Wave propagation in the frequency regime in one-dimensional quasiperiodic media -Limiting absorption principle
Pierre Amenoagbadji, Sonia Fliss, Patrick Joly
TL;DR
The paper develops a robust limiting absorption principle (LAP) for the one-dimensional Helmholtz problem with quasiperiodic coefficients by replacing Dirichlet-to-Neumann (DtN) transpare nt conditions with Robin-to-Robin (RtR) boundary data. A two-dimensional lifting and a fibered, periodic structure lead to a Riccati system that governs the propagation and scattering operators, which are analyzed spectrally under Diophantine irrationality conditions on the quasiperiodicity parameter.

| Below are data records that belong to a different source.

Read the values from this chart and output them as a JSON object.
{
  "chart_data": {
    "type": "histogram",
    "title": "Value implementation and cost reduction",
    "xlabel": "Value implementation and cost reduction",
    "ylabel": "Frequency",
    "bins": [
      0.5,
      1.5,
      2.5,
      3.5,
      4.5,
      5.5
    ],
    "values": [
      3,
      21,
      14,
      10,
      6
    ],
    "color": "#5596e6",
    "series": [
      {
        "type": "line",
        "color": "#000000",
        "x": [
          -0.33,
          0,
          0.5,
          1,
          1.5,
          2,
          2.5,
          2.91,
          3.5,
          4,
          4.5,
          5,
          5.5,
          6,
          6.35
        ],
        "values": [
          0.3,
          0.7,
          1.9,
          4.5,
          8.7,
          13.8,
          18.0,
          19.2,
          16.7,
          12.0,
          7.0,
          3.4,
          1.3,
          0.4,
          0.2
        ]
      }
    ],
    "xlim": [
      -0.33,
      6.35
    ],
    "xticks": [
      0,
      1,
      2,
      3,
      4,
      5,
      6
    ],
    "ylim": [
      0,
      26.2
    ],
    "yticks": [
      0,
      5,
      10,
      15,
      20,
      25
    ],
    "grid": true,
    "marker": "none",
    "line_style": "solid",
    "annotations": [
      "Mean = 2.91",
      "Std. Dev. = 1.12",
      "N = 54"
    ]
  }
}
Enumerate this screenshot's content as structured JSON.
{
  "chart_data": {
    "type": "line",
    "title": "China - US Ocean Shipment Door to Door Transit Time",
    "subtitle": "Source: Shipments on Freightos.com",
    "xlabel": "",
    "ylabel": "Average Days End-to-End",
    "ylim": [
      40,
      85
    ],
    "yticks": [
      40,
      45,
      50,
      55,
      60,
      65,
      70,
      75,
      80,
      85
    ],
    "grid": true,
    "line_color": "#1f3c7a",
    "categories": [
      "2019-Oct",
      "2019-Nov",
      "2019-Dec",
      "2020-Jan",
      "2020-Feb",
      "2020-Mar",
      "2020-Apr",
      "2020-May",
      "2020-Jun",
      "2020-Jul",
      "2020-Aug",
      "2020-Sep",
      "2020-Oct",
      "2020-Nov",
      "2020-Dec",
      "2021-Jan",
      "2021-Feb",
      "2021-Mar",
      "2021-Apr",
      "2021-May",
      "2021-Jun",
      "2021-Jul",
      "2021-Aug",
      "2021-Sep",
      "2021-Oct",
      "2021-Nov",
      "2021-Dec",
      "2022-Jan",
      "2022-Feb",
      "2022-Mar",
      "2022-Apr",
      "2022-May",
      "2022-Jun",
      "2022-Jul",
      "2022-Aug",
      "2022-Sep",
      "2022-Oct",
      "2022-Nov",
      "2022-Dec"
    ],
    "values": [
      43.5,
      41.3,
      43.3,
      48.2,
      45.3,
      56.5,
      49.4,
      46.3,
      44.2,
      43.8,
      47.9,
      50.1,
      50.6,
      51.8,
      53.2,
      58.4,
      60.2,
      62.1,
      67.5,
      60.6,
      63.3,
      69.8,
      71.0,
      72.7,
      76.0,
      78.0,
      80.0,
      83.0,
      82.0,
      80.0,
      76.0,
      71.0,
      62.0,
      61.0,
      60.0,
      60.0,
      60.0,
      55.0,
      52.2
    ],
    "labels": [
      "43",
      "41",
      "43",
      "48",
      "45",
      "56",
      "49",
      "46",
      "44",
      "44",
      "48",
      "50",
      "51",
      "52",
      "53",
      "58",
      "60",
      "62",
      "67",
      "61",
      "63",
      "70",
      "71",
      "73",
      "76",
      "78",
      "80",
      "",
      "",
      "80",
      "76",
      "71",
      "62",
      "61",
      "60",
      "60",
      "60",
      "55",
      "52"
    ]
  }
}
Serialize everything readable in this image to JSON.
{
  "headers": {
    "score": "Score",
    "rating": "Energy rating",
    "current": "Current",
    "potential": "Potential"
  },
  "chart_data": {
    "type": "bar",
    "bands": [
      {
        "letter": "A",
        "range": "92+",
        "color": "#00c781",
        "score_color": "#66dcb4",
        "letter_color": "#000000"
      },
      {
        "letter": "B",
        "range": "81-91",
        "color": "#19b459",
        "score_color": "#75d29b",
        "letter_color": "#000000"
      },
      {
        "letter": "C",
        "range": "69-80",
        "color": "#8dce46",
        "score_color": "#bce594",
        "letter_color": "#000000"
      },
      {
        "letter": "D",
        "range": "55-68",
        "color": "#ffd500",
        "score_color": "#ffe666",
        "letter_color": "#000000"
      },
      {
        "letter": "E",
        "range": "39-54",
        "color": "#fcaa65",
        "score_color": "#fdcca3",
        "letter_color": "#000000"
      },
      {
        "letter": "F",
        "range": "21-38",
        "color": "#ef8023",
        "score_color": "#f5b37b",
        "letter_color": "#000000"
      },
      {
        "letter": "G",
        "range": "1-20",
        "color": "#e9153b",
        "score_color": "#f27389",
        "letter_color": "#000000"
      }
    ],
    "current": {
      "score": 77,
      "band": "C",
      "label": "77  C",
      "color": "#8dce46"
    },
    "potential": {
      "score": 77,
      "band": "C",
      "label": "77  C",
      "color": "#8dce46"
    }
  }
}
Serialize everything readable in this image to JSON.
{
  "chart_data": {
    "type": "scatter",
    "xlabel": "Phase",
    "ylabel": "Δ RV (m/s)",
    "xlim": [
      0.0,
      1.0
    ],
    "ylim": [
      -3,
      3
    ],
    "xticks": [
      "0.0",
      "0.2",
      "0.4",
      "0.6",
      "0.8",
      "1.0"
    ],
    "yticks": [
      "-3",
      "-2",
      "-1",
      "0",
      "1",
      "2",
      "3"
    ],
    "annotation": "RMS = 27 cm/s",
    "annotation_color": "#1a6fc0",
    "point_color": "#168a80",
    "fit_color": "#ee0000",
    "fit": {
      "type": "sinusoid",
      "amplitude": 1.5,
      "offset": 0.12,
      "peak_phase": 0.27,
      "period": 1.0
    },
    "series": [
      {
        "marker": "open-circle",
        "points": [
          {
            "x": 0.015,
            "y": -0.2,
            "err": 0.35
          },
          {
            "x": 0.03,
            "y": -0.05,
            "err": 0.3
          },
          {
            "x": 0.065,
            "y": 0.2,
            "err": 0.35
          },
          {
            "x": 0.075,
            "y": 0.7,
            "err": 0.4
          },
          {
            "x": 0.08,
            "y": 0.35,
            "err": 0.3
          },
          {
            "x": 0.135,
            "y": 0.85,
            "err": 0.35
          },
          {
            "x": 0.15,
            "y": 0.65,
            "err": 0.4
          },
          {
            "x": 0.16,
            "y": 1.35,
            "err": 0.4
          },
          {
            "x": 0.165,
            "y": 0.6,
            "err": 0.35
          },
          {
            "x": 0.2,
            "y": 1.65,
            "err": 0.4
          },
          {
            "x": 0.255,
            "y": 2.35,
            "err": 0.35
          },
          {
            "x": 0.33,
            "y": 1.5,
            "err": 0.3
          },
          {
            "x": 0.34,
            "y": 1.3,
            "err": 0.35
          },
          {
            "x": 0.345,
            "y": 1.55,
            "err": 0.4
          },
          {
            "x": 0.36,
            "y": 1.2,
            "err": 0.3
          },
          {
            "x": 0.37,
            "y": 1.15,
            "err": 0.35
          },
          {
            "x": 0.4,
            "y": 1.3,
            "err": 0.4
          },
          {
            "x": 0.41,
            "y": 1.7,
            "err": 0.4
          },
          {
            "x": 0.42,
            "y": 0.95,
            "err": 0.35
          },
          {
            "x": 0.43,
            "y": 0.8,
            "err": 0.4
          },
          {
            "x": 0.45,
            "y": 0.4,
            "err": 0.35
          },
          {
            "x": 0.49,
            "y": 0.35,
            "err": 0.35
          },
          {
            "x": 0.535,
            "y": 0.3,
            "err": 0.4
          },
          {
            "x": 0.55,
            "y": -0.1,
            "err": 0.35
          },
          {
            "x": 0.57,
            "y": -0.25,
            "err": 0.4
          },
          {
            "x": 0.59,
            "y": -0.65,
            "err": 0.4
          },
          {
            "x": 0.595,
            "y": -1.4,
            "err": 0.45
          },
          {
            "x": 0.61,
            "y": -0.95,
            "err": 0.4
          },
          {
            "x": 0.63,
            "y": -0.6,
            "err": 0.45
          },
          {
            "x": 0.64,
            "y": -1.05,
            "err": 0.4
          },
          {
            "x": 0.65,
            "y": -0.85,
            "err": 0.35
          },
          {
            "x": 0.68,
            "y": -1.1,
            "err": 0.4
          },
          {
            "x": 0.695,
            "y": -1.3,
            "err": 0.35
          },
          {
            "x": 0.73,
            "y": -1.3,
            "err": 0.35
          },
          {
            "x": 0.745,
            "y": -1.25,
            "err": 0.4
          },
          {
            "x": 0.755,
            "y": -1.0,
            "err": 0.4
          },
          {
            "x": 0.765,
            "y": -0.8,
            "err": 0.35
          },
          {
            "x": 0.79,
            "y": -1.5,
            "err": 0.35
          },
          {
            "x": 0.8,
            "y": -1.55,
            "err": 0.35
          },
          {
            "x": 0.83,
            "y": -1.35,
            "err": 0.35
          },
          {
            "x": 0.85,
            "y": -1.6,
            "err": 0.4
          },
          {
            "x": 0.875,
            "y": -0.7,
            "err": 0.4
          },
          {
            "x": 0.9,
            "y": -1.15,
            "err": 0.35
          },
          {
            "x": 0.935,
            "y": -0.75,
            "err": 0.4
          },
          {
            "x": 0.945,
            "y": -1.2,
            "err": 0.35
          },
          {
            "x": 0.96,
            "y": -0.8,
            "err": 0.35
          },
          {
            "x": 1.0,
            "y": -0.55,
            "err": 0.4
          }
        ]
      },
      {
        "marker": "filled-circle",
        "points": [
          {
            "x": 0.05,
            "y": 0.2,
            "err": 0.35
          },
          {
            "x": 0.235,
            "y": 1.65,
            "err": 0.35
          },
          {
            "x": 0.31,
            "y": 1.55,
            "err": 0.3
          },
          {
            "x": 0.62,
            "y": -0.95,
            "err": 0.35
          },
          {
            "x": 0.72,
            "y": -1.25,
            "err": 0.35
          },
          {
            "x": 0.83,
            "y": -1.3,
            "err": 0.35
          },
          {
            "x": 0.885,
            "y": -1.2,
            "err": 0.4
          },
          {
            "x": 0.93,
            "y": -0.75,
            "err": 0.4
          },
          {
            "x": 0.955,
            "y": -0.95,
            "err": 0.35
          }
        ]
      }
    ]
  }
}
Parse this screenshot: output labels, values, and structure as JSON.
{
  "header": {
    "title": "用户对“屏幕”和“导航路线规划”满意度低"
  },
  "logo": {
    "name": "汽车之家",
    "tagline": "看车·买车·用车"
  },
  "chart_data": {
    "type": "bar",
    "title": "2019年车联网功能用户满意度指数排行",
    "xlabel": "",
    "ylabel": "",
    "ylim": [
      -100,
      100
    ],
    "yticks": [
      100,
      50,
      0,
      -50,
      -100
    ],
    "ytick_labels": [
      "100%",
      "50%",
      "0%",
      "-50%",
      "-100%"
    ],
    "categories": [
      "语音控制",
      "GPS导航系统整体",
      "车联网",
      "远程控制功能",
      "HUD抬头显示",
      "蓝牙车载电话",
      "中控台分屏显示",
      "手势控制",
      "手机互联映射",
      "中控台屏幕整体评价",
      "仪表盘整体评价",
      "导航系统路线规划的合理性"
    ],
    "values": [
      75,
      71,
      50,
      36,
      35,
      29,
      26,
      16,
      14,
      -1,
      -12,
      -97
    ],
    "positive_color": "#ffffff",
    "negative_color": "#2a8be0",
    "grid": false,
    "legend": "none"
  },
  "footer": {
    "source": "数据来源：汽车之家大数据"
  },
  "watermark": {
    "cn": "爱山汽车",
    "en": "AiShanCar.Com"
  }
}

Under technical assumptions (notably non-Liouville irrationality and nonvanishing energy flux for the fundamental mode), the authors prove convergence of absorbing solutions to a physically meaningful limit, characterize the limit operators, and provide a numerically implementable procedure to compute the physical solution. They also connect the limiting behavior to spectral properties of the quasiperiodic operator, evanescent vs propagative regimes, and dispersion laws, with explicit links to flux densities and group velocity. The resulting framework yields both theoretical LAP results and a constructive algorithm suitable for simulations of wave propagation in quasi-periodic 1D media.
Abstract
We study the one-dimensional Helmholtz equation with (possibly perturbed) quasiperiodic coefficients. Quasiperiodic functions are the restriction of higher dimensional periodic functions along a certain (irrational) direction. In classical settings, for real-valued frequencies, this equation is generally not well-posed: existence of solutions in L 2 is not guaranteed and uniqueness in L $\infty$ may fail. This is a well-known difficulty of Helmholtz equations, but it has never been addressed in the quasiperiodic case. We tackle this issue by using the limiting absorption principle, which consists in adding some imaginary part (also called absorption) to the frequency in order to make the equation well-posed in L 2 , and then defining the physically relevant solution by making the absorption tend to zero. In previous work, we introduced a definition of the solution of the equation with absorption based on Dirichlet-to-Neumann (DtN) boundary conditions. This approach offers two key advantages: it facilitates the limiting process and has a direct numerical counterpart. In this work, we first explain why the DtN boundary conditions have to be replaced by Robin-to-Robin boundary conditions to make the absorption go to zero. We then prove, under technical assumptions on the frequency, that the limiting absorption principle holds and we propose a numerical method to compute the physical solution.